We account for this situation by means of a preferential calculus (cf. Eberle et al. 2009: 86 ff.): we assign positive and negative weights to such “weak” criteria as the presence or absence of an agent with communicator function. The weights assigned are shown in Table (1). More details on this process can be found in Eberle et al. (2009).

Interestingly, for most singular nominalizations of the kinds that we examine, the agent has to be present, cf. (7) and (8). This may suggest that basically, singular nominalizations of verba dicendi rather appear in a propositional reading; however, (9), where a modifying adjective unerwartet (unexpected) appears, proves that contextual partners play a more important role than morphological features. Note that an agent may also appear as a prenominal genitive, cf. (12) below.

(7)Nach Äußerung des Sprechers ist es möglich, ...

According to statement of the spokesman it is indeed possible...

(8)*Nach Äußerung ist es möglich, ...

*According to statement it is indeed possible...

(9)Nach der unerwarteten Äußerung ist es möglich, ...

After the unexpected statement it is indeed possible...

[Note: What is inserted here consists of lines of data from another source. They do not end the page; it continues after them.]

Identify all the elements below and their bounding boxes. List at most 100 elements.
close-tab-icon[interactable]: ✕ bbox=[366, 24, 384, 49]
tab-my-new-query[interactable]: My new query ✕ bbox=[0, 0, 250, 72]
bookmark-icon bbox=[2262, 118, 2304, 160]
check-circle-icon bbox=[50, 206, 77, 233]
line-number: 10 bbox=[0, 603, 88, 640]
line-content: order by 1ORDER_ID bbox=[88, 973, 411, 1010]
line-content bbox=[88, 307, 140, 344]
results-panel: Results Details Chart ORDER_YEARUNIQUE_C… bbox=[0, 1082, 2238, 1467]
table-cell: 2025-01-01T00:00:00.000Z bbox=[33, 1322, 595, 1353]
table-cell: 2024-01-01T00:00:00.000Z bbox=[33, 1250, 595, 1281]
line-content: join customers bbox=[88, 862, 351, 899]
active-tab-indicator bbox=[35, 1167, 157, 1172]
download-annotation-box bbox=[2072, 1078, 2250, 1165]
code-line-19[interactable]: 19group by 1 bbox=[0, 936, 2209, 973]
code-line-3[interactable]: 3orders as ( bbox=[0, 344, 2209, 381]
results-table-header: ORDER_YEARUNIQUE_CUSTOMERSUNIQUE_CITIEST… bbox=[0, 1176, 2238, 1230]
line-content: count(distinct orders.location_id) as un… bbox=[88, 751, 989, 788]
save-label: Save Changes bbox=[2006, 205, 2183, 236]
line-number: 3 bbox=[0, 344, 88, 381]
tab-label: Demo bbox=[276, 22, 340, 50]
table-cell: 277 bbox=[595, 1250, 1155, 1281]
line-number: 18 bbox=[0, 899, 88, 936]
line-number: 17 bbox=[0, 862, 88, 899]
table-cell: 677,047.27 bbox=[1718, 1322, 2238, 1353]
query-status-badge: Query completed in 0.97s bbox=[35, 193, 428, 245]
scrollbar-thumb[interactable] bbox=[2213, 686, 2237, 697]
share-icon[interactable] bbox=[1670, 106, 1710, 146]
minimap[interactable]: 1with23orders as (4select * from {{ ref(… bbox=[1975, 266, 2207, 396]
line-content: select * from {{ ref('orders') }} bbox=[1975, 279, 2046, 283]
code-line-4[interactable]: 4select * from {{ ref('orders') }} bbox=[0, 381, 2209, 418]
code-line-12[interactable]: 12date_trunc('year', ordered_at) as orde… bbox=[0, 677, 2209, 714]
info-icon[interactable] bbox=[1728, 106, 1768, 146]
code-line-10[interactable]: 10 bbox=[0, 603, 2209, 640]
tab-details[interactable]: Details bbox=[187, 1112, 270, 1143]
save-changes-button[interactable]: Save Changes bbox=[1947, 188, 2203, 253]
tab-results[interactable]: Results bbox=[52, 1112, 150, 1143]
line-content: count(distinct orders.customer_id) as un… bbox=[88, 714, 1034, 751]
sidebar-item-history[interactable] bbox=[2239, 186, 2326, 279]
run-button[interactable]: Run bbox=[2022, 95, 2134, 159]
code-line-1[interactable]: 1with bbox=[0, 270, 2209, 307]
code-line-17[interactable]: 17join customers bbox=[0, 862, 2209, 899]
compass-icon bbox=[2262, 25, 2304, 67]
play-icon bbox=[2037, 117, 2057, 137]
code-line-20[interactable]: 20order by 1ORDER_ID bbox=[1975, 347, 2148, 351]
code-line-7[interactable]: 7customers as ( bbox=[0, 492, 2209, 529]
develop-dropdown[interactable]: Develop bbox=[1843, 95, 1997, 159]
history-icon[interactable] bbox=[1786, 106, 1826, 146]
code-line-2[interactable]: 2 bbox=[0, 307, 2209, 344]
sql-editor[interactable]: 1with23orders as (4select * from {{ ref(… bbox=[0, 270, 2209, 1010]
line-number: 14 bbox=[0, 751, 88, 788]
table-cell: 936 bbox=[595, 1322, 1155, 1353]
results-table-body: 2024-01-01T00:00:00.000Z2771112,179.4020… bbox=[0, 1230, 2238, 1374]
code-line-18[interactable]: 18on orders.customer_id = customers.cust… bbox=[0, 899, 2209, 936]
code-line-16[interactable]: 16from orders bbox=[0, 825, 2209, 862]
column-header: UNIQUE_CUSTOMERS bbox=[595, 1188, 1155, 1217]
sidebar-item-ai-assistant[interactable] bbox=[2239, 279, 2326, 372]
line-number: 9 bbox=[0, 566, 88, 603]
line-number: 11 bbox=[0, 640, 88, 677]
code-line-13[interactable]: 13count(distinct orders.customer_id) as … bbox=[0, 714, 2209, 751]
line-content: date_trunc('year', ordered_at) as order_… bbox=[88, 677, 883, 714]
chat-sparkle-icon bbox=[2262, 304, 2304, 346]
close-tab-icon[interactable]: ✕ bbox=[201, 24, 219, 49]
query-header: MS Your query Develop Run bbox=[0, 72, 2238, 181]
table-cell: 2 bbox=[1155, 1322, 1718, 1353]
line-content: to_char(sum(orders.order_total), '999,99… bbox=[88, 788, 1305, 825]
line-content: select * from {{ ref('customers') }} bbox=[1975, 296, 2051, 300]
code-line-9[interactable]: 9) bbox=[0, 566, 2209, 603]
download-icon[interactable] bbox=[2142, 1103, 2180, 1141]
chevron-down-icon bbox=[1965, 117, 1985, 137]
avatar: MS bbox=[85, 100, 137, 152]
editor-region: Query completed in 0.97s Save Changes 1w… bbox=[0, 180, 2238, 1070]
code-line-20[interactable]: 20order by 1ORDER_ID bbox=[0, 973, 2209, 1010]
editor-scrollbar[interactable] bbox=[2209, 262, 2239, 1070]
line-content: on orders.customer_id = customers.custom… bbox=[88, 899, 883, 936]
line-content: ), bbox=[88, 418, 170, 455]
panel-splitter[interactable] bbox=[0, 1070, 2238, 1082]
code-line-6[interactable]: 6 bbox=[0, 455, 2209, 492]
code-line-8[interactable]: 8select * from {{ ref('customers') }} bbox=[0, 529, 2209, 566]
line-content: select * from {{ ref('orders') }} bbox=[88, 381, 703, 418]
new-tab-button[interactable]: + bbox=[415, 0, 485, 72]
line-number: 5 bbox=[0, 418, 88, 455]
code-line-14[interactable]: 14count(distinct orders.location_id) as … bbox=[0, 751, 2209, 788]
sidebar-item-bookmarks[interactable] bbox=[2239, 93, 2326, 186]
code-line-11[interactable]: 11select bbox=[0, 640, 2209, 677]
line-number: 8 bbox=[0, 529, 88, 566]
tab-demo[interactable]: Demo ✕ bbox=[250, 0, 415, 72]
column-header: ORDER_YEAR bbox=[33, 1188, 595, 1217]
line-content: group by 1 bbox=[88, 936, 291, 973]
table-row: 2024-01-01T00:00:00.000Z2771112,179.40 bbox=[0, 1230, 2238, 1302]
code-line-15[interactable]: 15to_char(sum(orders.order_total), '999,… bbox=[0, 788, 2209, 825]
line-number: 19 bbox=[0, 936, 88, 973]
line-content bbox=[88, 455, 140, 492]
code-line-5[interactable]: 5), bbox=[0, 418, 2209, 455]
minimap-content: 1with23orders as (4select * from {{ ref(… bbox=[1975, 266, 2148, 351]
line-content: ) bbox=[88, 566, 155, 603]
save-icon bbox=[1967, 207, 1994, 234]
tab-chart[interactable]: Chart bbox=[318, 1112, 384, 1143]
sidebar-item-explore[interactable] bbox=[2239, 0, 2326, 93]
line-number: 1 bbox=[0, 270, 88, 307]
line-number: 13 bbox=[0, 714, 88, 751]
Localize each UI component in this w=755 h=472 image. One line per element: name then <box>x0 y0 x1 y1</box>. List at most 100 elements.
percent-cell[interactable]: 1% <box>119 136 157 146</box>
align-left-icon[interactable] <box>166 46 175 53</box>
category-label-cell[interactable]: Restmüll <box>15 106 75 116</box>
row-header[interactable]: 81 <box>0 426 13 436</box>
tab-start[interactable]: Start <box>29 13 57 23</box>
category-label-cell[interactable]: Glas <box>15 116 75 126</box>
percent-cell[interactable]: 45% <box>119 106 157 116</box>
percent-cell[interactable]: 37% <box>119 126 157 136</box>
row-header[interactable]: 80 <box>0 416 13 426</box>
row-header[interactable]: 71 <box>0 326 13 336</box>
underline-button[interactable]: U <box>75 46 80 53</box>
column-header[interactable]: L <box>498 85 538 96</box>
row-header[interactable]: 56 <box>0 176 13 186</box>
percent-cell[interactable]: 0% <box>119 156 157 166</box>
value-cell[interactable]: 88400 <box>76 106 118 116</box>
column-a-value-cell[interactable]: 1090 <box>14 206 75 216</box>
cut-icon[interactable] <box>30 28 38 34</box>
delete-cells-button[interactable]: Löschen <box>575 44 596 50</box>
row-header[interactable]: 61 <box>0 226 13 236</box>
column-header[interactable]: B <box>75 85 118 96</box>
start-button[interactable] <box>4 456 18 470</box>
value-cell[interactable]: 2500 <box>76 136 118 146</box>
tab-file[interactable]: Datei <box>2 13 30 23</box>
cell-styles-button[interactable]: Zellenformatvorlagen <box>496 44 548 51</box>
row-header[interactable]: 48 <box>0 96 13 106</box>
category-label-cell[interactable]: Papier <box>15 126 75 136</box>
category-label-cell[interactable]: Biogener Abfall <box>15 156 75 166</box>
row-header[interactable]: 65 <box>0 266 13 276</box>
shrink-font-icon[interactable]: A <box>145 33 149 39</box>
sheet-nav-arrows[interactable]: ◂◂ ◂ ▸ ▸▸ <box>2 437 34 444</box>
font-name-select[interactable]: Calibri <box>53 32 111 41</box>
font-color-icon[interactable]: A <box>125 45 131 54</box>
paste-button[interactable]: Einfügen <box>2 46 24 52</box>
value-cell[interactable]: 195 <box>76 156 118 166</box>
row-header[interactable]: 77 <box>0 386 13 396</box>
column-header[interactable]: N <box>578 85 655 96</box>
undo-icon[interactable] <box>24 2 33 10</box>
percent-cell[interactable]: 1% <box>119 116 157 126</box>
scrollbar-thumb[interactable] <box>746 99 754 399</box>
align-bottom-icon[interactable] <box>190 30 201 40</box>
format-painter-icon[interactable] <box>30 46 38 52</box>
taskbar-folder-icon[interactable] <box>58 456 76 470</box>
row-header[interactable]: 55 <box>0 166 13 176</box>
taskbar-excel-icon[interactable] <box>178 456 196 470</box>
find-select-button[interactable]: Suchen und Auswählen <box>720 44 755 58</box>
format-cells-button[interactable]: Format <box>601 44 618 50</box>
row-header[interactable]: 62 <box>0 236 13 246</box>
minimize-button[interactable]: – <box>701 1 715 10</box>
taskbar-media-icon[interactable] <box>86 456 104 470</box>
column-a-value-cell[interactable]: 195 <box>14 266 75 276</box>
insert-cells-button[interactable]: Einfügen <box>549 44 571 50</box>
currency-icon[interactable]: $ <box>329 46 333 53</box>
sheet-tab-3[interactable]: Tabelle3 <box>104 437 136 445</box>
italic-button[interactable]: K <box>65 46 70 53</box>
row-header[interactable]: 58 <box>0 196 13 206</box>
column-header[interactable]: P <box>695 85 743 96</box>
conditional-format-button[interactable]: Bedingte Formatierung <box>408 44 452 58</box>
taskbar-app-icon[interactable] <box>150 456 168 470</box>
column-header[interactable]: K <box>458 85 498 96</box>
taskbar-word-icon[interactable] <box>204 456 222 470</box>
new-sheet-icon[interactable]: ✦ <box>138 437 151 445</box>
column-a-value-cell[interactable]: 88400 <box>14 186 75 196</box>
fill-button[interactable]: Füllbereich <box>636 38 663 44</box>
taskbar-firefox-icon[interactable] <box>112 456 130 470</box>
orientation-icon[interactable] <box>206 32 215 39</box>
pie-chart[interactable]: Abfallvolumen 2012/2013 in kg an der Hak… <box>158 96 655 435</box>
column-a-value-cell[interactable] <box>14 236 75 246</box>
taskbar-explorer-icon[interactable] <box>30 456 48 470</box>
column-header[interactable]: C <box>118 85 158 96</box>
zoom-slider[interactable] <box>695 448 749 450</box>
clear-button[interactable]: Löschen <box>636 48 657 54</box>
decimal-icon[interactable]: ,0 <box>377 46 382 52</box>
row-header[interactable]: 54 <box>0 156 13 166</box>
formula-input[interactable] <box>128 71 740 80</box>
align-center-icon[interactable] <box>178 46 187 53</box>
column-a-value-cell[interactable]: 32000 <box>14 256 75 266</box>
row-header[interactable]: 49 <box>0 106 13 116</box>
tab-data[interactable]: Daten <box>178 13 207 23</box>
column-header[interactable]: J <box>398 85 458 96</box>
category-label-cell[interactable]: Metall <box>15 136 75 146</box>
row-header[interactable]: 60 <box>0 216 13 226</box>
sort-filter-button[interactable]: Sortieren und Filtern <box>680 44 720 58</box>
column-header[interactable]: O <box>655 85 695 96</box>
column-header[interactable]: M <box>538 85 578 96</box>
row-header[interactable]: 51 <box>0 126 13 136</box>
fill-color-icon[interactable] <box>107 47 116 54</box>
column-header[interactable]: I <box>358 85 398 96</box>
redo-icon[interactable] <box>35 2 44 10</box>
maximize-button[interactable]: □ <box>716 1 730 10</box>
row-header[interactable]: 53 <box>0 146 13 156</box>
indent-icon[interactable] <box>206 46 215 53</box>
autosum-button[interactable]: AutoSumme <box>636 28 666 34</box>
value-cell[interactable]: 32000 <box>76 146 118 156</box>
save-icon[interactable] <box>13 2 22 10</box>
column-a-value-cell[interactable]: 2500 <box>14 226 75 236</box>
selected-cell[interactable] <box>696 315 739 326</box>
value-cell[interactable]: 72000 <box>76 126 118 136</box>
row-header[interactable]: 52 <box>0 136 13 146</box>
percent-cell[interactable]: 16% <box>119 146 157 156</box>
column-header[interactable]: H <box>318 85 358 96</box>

Agent / +Institution / no Institution
propositional / +1 / 0
temporal / -1 / 0

Table (1): Calculation of agent derived

4.2.2 Tense

Our corpus exploration has given us reason to assume that a propositional reading usually appears in present tense, while non-present tense often indicates a narrative text and thus supports an event reading more than a propositional one. Table (2) demonstrates that we see the ‘Tense’ feature to weigh more than the ‘Agent’-feature: it supports an event reading more than a propositional one, as negative weights are assigned in order to weaken the opposing perspective.

Tense / +present tense / no present tense
propositional / +1 / -1
temporal / -1 / +1

Table (2): Calculation of the tense factor

4.2.3 Definiteness of plural -ung-nominalizations

So far, semantic research concentrates on ‘bare plural’, rather than ‘bare singular’ forms though we might argue, when looking at (9) versus (10), that there might be similar features. A singular ung-nominalization of German may appear with or without a determiner in a nach-PP, see examples (10) and (11). Here, example (11) may rather be read as an instantiation of “statement” as an occurrence in time, and hence may be interpreted in a temporal sense.

(10)Nach Äußerung des Sprechers ist es möglich, ...

According to statement of the spokesman it is indeed possible...

(11)Nach der Äußerung des Sprechers ist es möglich, ...

After the statement of the spokesman it is indeed possible...

The same applies for the plural, where the appearance of an agent is optional. We define a bare plural as ‘e’ (empty) if no agent appears. This is because an agent may also indicate an instantiation, i.e. a temporal reading if a respective selector verb appears, like in (12). The sentence in (13) rather indicates a propositional reading. Interestingly, weak quantifiers play a role, too (14), as they weigh in for a propositional reading, similar, but weaker than ‘e’, while the appearance of a determiner does not seem to be important, as (15) remains ambiguous. Table (3) shows the possible calculations.

(12)Nach Müllers Erklärungen musste Maier zurücktreten .

After Müller’s statements Maier had to resign.

(13)Nach Meldungen war er zum Rücktritt gezwungen.

According to reports he had to resign.